Ingredients:
Ingredient Quantity
Boneless, skinless chicken breasts or thighs 2 lbs
Onion, chopped 1 medium
Garlic, minced 3 cloves
Chicken broth 4 cups
Cream of chicken soup 1 can (10.5 oz)
Dried thyme 1 teaspoon
Dried parsley 1 teaspoon
Salt and pepper To taste
Egg noodles 8 oz
Whole milk or heavy cream (optional) 1/2 cup
Fresh parsley, chopped (for garnish)
Instructions:
Prep Slow Cooker: Add chopped onion and minced garlic to the slow cooker. Place chicken on top, seasoning with salt, pepper, thyme, and parsley.
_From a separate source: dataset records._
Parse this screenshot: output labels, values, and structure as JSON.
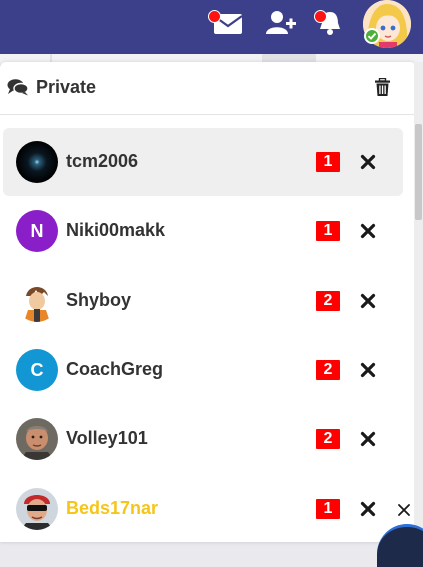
{
  "panel": {
    "title": "Private",
    "conversations": [
      {
        "name": "tcm2006",
        "unread": "1",
        "avatar_letter": "",
        "avatar_kind": "dark-orb",
        "name_color": "#333333",
        "active": true
      },
      {
        "name": "Niki00makk",
        "unread": "1",
        "avatar_letter": "N",
        "avatar_kind": "letter",
        "avatar_color": "#8a1ec8",
        "name_color": "#333333",
        "active": false
      },
      {
        "name": "Shyboy",
        "unread": "2",
        "avatar_letter": "",
        "avatar_kind": "anime-figure",
        "name_color": "#333333",
        "active": false
      },
      {
        "name": "CoachGreg",
        "unread": "2",
        "avatar_letter": "C",
        "avatar_kind": "letter",
        "avatar_color": "#1296d4",
        "name_color": "#333333",
        "active": false
      },
      {
        "name": "Volley101",
        "unread": "2",
        "avatar_letter": "",
        "avatar_kind": "photo",
        "name_color": "#333333",
        "active": false
      },
      {
        "name": "Beds17nar",
        "unread": "1",
        "avatar_letter": "",
        "avatar_kind": "photo-sunglasses",
        "name_color": "#f5c518",
        "active": false
      }
    ]
  },
  "topbar": {
    "icons": [
      "mail-icon",
      "add-friend-icon",
      "bell-icon"
    ],
    "notification_color": "#ff1414",
    "background": "#3c3f8a"
  },
  "colors": {
    "badge": "#ff0000",
    "online": "#4caf3a"
  }
}
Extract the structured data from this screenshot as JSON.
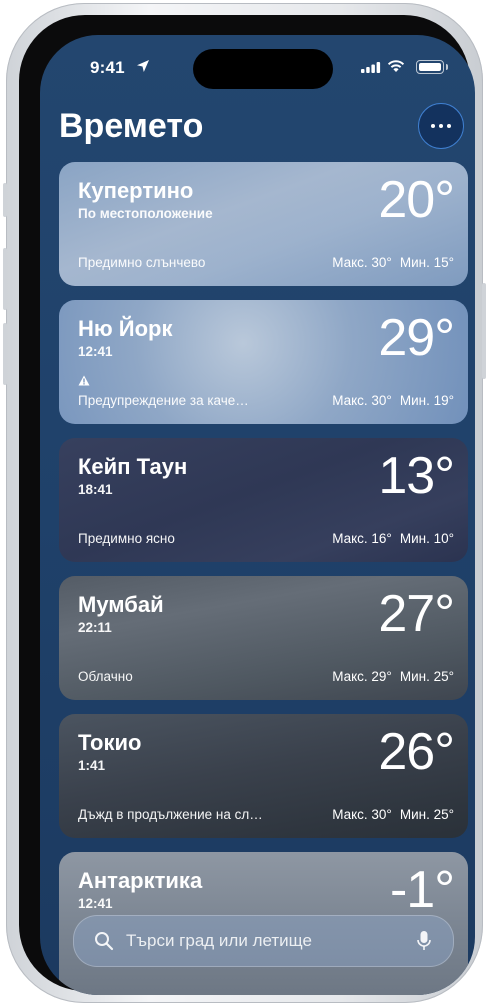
{
  "status_bar": {
    "time": "9:41"
  },
  "header": {
    "title": "Времето"
  },
  "cities": [
    {
      "name": "Купертино",
      "subtitle": "По местоположение",
      "temp": "20°",
      "condition": "Предимно слънчево",
      "high": "Макс. 30°",
      "low": "Мин. 15°"
    },
    {
      "name": "Ню Йорк",
      "subtitle": "12:41",
      "temp": "29°",
      "condition": "Предупреждение за каче…",
      "high": "Макс. 30°",
      "low": "Мин. 19°"
    },
    {
      "name": "Кейп Таун",
      "subtitle": "18:41",
      "temp": "13°",
      "condition": "Предимно ясно",
      "high": "Макс. 16°",
      "low": "Мин. 10°"
    },
    {
      "name": "Мумбай",
      "subtitle": "22:11",
      "temp": "27°",
      "condition": "Облачно",
      "high": "Макс. 29°",
      "low": "Мин. 25°"
    },
    {
      "name": "Токио",
      "subtitle": "1:41",
      "temp": "26°",
      "condition": "Дъжд в продължение на сл…",
      "high": "Макс. 30°",
      "low": "Мин. 25°"
    },
    {
      "name": "Антарктика",
      "subtitle": "12:41",
      "temp": "-1°"
    }
  ],
  "search": {
    "placeholder": "Търси град или летище"
  },
  "icons": {
    "more": "ellipsis-icon",
    "search": "magnifier-icon",
    "mic": "microphone-icon",
    "warning": "warning-triangle-icon",
    "location": "location-arrow-icon"
  }
}
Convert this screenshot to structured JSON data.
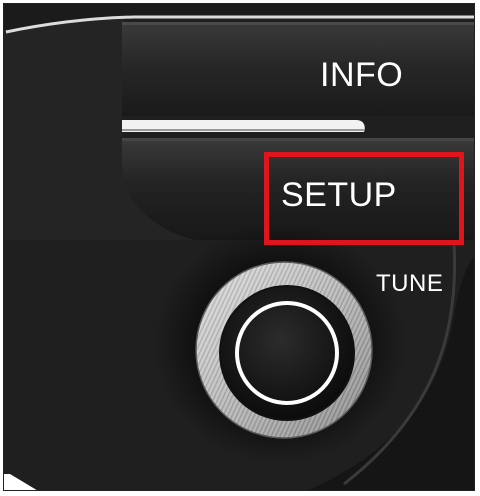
{
  "panel": {
    "buttons": [
      {
        "id": "info",
        "label": "INFO"
      },
      {
        "id": "setup",
        "label": "SETUP",
        "highlighted": true
      }
    ],
    "knob": {
      "label": "TUNE"
    }
  },
  "colors": {
    "panel": "#1e1e1e",
    "button_face": "#2b2b2b",
    "highlight": "#e0141c",
    "text": "#ffffff"
  }
}
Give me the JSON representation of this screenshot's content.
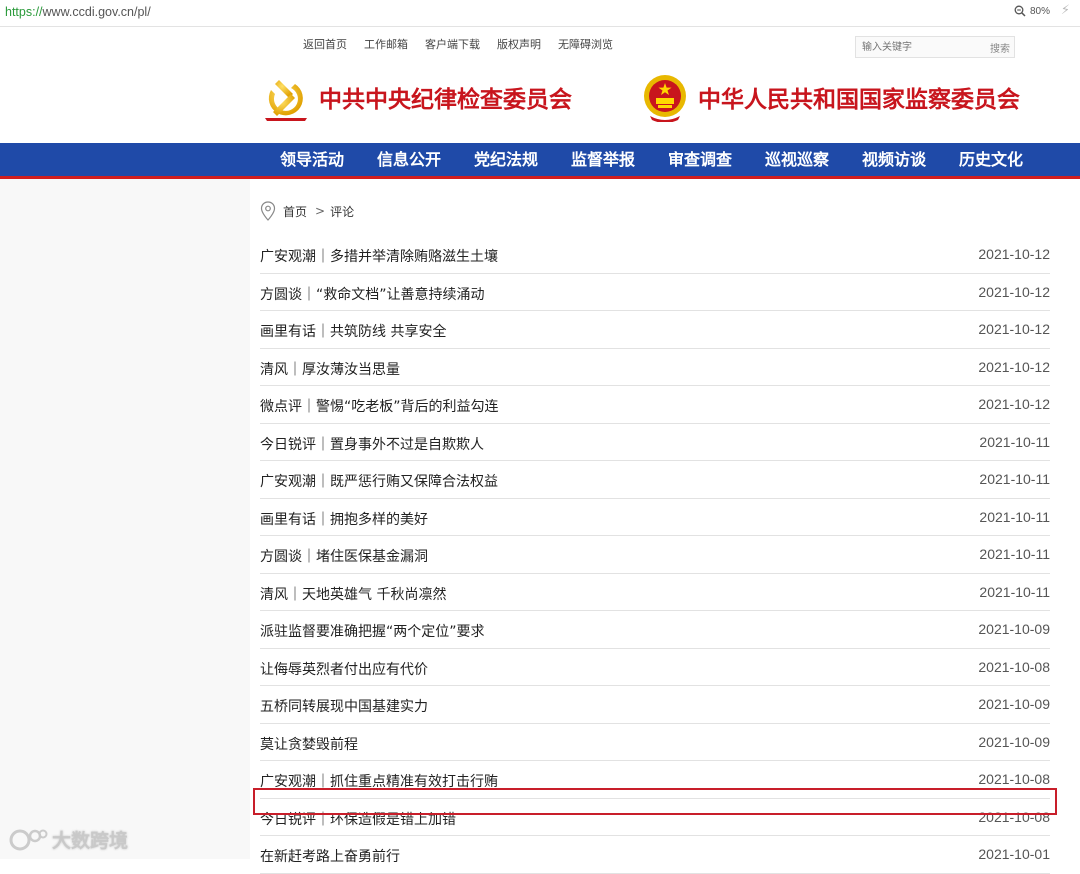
{
  "browser": {
    "url_scheme": "https://",
    "url_rest": "www.ccdi.gov.cn/pl/",
    "zoom": "80%"
  },
  "top_links": [
    "返回首页",
    "工作邮箱",
    "客户端下载",
    "版权声明",
    "无障碍浏览"
  ],
  "search": {
    "placeholder": "输入关键字",
    "button": "搜索"
  },
  "logos": {
    "left": "中共中央纪律检查委员会",
    "right": "中华人民共和国国家监察委员会"
  },
  "nav": [
    "领导活动",
    "信息公开",
    "党纪法规",
    "监督举报",
    "审查调查",
    "巡视巡察",
    "视频访谈",
    "历史文化"
  ],
  "breadcrumb": {
    "home": "首页",
    "sep": ">",
    "current": "评论"
  },
  "articles": [
    {
      "title": "广安观潮｜多措并举清除贿赂滋生土壤",
      "date": "2021-10-12"
    },
    {
      "title": "方圆谈｜“救命文档”让善意持续涌动",
      "date": "2021-10-12"
    },
    {
      "title": "画里有话｜共筑防线 共享安全",
      "date": "2021-10-12"
    },
    {
      "title": "清风｜厚汝薄汝当思量",
      "date": "2021-10-12"
    },
    {
      "title": "微点评｜警惕“吃老板”背后的利益勾连",
      "date": "2021-10-12"
    },
    {
      "title": "今日锐评｜置身事外不过是自欺欺人",
      "date": "2021-10-11"
    },
    {
      "title": "广安观潮｜既严惩行贿又保障合法权益",
      "date": "2021-10-11"
    },
    {
      "title": "画里有话｜拥抱多样的美好",
      "date": "2021-10-11"
    },
    {
      "title": "方圆谈｜堵住医保基金漏洞",
      "date": "2021-10-11"
    },
    {
      "title": "清风｜天地英雄气 千秋尚凛然",
      "date": "2021-10-11"
    },
    {
      "title": "派驻监督要准确把握“两个定位”要求",
      "date": "2021-10-09"
    },
    {
      "title": "让侮辱英烈者付出应有代价",
      "date": "2021-10-08"
    },
    {
      "title": "五桥同转展现中国基建实力",
      "date": "2021-10-09"
    },
    {
      "title": "莫让贪婪毁前程",
      "date": "2021-10-09"
    },
    {
      "title": "广安观潮｜抓住重点精准有效打击行贿",
      "date": "2021-10-08"
    },
    {
      "title": "今日锐评｜环保造假是错上加错",
      "date": "2021-10-08"
    },
    {
      "title": "在新赶考路上奋勇前行",
      "date": "2021-10-01"
    }
  ],
  "watermark": "大数跨境",
  "colors": {
    "nav_bg": "#1f4aa8",
    "brand_red": "#c8151d",
    "highlight_border": "#c81e2a"
  }
}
Add Liquid: Pour chicken broth and cream of chicken soup over the chicken. Stir gently.
Cook Chicken: Cover and cook on low for 6-7 hours or high for 3-4 hours, or until chicken is tender.
Shred Chicken: Remove chicken, shred, and return to the slow cooker.
Add Noodles: Add egg noodles to the slow cooker, ensuring they’re submerged in the broth. Cover and cook for 30-40 minutes on high, or until noodles are tender.
Cream it Up (Optional): Add milk or heavy cream for a creamier texture.
Serve: Stir, adjust seasoning, and garnish with fresh parsley. Serve hot.